Jedes Fahrrad, das an einen Flüchtling geht, wird registriert. Der Besitzer bekommt einen Ausweis und die dazugehörige Nummer wird auf dem Fahrrad notiert. „Das Fahrrad ist damit sofort zuzuordnen“, erklärt Dahmen. Dies sei gut, damit es nicht zu Irritationen kommt, wenn einmal nachgefragt wird, wem das Fahrrad gehört.

Meistens nur kleine Reparaturen

Auch in den rund 60 Quadratmeter großen neuen Räumen an der Barbaraschule stehen wieder viele Fahrräder nebeneinander. Auf einigen sind schon die Registriernummern zu sehen. Diese Räder sind wieder fahrtüchtig und zur Abholung bereit.

Meistens sind es nur kleine Reparaturen, die hier erledigt werden. „Ein fehlender Dynamo, ein platter Reifen oder eine kaputte Lampe“, zählt Franz-Josef Dahmen auf. Alle Räder wurden von Werner Bürgern gespendet. „Manchmal sind das bessere Räder als mein eigenes“, sagt Dahmen und schmunzelt.

Die ehrenamtlichen Mitarbeiter Werner Janßen, Franz-Josef Dahmen und Konrad Günther (v.l.) freuen sich, eine neue Unterkunft in den Räumen der ehemaligen Barbaraschule gefunden zu haben.

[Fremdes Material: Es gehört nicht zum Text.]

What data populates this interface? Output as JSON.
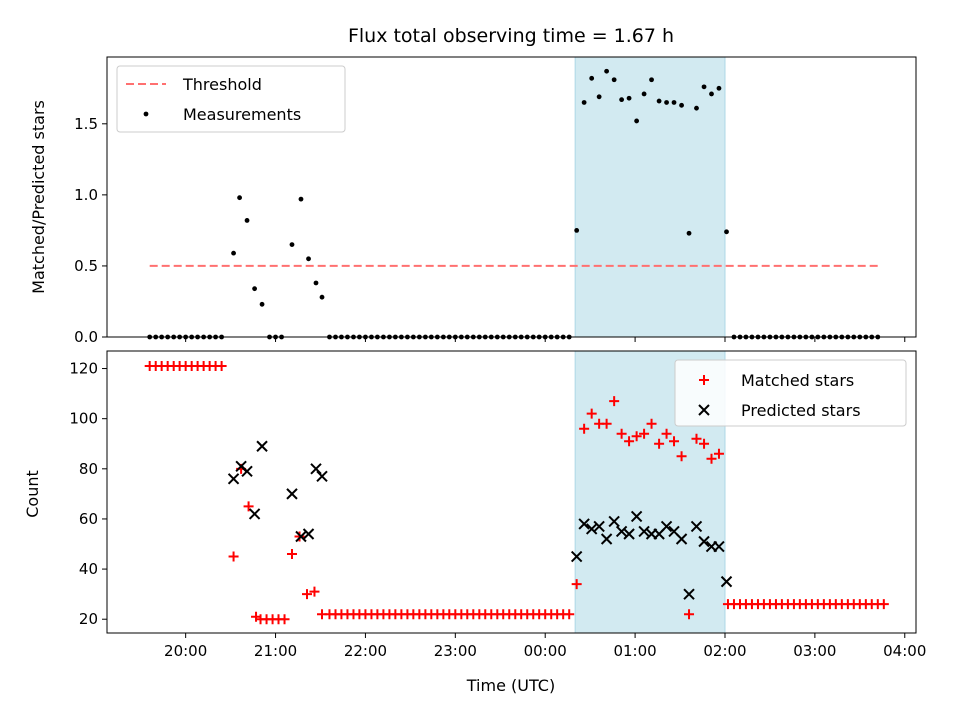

Die ehrenamtlichen Mitarbeiter Werner Janßen, Franz-Josef Dahmen und Konrad Günther (v.l.) freuen sich, eine neue Unterkunft in den Räumen der ehemaligen Barbaraschule gefunden zu haben. © Andrea Wellerdiek

Neue Werkstatt-Räume mit vielen Vorteilen

Gemeinsam mit Konrad Günther und Werner Janßen bereitet er die Räder auf. Jeden Dienstag (von 17 bis 19 Uhr) ist die Fahrrad-Werkstatt wie gewohnt geöffnet, damit Flüchtlinge ihre Fahrräder reparieren können. Das Material, das sich hier in Regalen und Schubladen aus der alten Barbaraschule befindet, wurde vom Kommunalen Integrationszentrum des Kreises Unna gespendet.

In dem Pavillon, der früher als Klassenraum genutzt wurde, gibt es nun - anders als zuvor in der Lkw-Garage - warmes Wasser, eine Heizung und Toilette. Und auf dem einstigen Schulhof vor der Tür können gleich Probefahrten gemacht werden.